Question

A student writes down four conclusions that he observes while performing a polarization experiment with 3 polarisers as shown in the figure. The leftmost and the rightmost polariser are fixed and crossed and the middle one can be rotated. The intensity of the unpolarised light is $I_0$. Identify the incorrect conclusion noted by him.

Answer 1

The incorrect conclusion is the one that states that inserting the intermediate polarizer still results in no transmitted light.

Answer 2

Solution:

1. Step 1: When unpolarized light of intensity $I_0$ passes through the first polarizer, it becomes plane polarized with intensity

   $$I_1 = \frac{I_0}{2}.$$

2. Step 2: Let the middle polarizer be at an angle $\theta$ with respect to the first.

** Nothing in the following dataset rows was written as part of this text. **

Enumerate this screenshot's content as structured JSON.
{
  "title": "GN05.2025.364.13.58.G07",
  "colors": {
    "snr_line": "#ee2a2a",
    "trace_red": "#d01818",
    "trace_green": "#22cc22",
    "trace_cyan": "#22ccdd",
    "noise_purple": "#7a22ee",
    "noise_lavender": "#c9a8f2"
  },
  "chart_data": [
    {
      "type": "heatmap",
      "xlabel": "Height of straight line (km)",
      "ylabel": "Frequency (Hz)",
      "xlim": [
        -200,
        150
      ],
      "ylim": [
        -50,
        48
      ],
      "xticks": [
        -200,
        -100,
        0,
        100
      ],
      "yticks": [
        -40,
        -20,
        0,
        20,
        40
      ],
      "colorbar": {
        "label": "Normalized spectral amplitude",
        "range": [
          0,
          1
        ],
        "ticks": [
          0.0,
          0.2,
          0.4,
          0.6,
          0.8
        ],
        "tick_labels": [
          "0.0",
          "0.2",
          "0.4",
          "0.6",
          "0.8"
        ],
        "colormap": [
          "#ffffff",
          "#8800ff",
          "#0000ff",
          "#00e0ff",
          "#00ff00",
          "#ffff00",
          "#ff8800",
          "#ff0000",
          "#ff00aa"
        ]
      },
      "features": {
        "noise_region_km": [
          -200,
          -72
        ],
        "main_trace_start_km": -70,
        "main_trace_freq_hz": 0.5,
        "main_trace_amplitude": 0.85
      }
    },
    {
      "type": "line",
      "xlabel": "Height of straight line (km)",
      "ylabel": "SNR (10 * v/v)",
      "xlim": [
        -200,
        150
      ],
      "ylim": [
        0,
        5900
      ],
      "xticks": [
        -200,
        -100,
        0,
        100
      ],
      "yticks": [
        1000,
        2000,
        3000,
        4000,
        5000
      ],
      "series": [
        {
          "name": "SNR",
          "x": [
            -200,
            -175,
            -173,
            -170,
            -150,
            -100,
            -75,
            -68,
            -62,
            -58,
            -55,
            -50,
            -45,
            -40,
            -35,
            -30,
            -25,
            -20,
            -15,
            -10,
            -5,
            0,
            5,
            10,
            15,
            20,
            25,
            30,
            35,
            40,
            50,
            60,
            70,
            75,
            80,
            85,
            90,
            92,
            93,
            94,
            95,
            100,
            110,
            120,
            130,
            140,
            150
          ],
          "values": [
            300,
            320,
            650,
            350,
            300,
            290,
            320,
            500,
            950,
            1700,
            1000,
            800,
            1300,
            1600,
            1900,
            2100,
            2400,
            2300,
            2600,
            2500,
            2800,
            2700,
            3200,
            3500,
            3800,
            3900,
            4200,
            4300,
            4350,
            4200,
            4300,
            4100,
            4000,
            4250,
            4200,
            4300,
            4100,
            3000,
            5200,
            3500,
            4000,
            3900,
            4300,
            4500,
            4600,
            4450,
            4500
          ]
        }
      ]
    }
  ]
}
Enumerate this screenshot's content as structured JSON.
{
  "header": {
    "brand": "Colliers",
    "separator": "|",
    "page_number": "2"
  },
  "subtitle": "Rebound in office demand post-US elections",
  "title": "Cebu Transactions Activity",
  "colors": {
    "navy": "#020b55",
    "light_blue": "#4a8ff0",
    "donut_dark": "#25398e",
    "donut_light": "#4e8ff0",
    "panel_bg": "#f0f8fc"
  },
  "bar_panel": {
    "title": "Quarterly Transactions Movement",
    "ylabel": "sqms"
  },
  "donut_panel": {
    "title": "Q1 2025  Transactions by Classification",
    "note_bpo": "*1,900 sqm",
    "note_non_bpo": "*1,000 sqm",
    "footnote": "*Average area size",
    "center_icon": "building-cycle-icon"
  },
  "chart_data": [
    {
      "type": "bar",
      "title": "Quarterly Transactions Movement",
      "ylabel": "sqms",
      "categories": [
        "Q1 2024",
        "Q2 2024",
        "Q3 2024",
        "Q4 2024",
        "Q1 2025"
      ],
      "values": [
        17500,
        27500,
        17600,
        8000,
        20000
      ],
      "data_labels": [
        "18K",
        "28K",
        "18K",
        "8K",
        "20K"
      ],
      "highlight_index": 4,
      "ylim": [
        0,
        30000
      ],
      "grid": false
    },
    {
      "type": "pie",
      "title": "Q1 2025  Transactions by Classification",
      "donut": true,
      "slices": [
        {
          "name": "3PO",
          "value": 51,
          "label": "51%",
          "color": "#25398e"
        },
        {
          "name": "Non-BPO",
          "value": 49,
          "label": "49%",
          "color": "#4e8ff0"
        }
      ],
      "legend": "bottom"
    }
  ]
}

The transmitted intensity becomes

   $$I_2 = I_1 \cos^2\theta = \frac{I_0}{2}\cos^2\theta.$$

3. Step 3: The third polarizer is fixed perpendicular to the first (i.e. at $90^\circ$), so the angle between the second and third polarizer is $(90^\circ - \theta)$. The final transmitted intensity is

   $$I = I_2 \cos^2(90^\circ - \theta) = \frac{I_0}{2}\cos^2\theta \sin^2\theta.$$

   This can be written as

   $$I = \frac{I_0}{8}\sin^2(2\theta).$$

   Notice that for a proper intermediate angle (say $\theta=45^\circ$) the transmitted intensity is nonzero.

4. Incorrect Conclusion: One common mistaken conclusion is to state that with three polarizers (even if the middle one is rotated) the light would still be completely blocked. In other words, saying “inserting the intermediate polarizer between two crossed polarizers still results in zero transmitted light” is incorrect because the intermediate polarizer actually rotates the polarization direction, permitting a nonzero transmission according to the formula above.

Summary:

• Unpolarized light becomes polarized with $I_1=\frac{I_0}{2}$.
• With the second polarizer at $\theta$: $I_2=\frac{I_0}{2}\cos^2\theta$.
• Third polarizer (at $90^\circ$) yields $I=\frac{I_0}{2}\cos^2\theta\sin^2\theta=\frac{I_0}{8}\sin^2(2\theta)$.
• Therefore, stating that the transmitted light is zero is incorrect.